TUSCALOOSA, Ala. — For the most part, he was an underused asset in the passing attack for the University of Alabama football team. Tight end O.J. Howard averaged 2.5 catches and 37.5 yards per game during his four seasons with the Crimson Tide, but he posted career numbers against Clemson in the last two national championship games.
Two seasons ago he made 5 receptions for 208 yards and 2 touchdowns against the Tigers and was named offensive MVP of the title game. In his final college game, Howard caught 4 passes for 106 yards and another score.
So who could be that person this time around when Alabama and Clemson meet for the third straight year in the College Football Playoff (Sugar Bowl, Jan. 1, 8:45 p.m. ET)?
It might be a running back.
Actually, it might be two running backs, who could occasionally be in the backfield together.
When it comes to underused offensive assets, one could make the argument that the term applies to nearly everyone on the roster not named Calvin Ridley. The junior wide receiver has 55 receptions for 896 yards, and no one else has more than 14 catches.
Part of that is due to Alabama’s offensive approach.
Former offensive coordinator Lane Kiffin was known for finding something that worked and repeatedly going to it until the defense stopped it and forced him to do something else. It’s partly why Amari Cooper had 124 receptions in 2014 and why Alabama often went with the hot/healthy hand at running back.

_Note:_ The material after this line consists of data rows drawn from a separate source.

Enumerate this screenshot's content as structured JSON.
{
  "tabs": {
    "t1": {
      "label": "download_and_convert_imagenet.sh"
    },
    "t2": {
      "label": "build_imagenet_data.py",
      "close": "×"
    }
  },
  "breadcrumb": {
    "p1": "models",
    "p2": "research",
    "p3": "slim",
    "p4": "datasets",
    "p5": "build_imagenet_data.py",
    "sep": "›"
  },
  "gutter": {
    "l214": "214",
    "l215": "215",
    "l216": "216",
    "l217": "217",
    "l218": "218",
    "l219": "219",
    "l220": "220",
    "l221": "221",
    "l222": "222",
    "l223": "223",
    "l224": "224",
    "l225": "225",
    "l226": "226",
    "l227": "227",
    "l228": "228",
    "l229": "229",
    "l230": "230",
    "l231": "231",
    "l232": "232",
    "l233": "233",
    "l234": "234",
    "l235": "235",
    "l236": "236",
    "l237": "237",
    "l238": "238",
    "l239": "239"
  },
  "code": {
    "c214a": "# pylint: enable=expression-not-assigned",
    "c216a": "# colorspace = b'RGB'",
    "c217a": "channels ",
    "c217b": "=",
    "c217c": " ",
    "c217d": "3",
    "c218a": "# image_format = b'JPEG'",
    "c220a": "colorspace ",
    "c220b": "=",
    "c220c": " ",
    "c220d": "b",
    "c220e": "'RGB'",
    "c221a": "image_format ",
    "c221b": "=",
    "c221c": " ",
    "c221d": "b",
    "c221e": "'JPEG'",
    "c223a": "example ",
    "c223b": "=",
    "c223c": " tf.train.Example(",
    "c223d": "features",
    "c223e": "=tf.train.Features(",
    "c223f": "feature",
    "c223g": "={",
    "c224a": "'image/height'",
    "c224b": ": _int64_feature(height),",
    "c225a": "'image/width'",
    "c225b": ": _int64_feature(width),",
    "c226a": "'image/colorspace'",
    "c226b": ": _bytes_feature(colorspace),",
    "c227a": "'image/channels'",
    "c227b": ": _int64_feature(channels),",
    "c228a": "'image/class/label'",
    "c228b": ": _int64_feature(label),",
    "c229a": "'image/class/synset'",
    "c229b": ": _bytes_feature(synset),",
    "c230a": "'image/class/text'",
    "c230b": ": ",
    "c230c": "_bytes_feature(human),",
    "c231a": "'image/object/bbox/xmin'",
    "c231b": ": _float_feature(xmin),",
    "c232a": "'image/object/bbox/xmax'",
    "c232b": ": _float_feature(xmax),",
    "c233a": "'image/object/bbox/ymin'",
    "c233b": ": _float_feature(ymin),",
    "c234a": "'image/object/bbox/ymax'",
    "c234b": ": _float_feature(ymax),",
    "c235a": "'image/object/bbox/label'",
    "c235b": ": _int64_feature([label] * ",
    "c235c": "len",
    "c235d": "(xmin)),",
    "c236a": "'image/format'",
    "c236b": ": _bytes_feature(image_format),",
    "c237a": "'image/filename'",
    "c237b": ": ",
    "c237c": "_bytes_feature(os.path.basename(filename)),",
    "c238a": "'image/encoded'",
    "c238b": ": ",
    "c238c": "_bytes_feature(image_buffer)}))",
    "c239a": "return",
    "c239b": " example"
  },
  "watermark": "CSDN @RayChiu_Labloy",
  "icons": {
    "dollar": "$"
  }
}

Under Brian Daboll, that’s changed a bit to a more diverse offense, with more contributors and an attempt at attacking all areas of the field. Between passes and catches, junior Bo Scarbrough has actually touched the ball the most among the running backs with 122 touches, while junior Damien Harris has had 118 and sophomore Josh Jacobs 55.
However, sophomore quarterback Jalen Hurts leads the team in carries with 137, which at the collegiate level includes sacks (22).
One of the biggest complaints from fans during the loss at Auburn was that Alabama didn’t run the ball enough against the Tigers, even though the Crimson Tide had 37 rushing attempts compared to 24 passes, and averaged 5.6 yards per carry.
The majority were by Hurts. None of the running backs had more than six rushing attempts, or eight touches, while combining for 154 total yards.
Alabama ran 61 offensive plays vs Auburn (Average 67.3 plays/game)
Damien Harris had 8 touches
(Averages 9.8 touches/game)
Bo Scarbrough had 8 touches
(Averages 10.2 touches/game)
Josh Jacobs had 8 touches (Averages 5.5 touches/game)
Play calling was fine, execution was poor.
— Greg McElroy (@GregMcElroy) November 27, 2017
Nevertheless, getting them out in front of the offense has to be a priority against the Tigers, especially since it might be Alabama’s strongest position group offensively. Attrition and style points are no longer concerns, just results.
“We’re not worried about attention,” Scarbrough said last month. “We’re just trying to win.”
The team that fares better on the ground should have a huge advantage in this third meeting. But it’s not just in the running game that they could make their mark, which brings us back to Howard.
Alabama vs. Clemson combined stats
Category Alabama Clemson
- First downs 34 62
- Total yards 849 1,061
- Passing yards 490 825
- Rushing yards 359 236
- Turnovers 0 3
- Third down 11-33 13-32
Howard’s ability to get open against Clemson resulted in a combined 9 catches for 314 yards, and all 3 touchdowns were big-time plays, for 68, 53 and 51 yards. The only 100-yard receiving games of his career accounted for 64 percent of Alabama’s passing yards in those title games, while Ridley had 11 catches for 50 yards.
Howard’s performances also accounted for nearly 20 percent of his career yards (1,726), and almost half of his touchdowns (7).
Jones could be an option on similar routes, and has had success lining up out of the backfield.
“It’s obviously a luxury to have a stable of running backs like that and so many guys who can execute at a high level and have different specialties, for lack of a better word,” offensive lineman Jonah Williams said. “Josh is obviously a guy who can do a lot of things, and when he goes in there he adds a new element to our offense.”
Most of Scarbrough’s receptions have been short routes out of the backfield to try and get him the ball in open space. Plus, he had 16 carries for 93 yards and 2 touchdowns before suffering a fractured leg against Clemson last season, a key turning point in the title game.
It’ll be inserting to see what he does with another shot at the Tigers.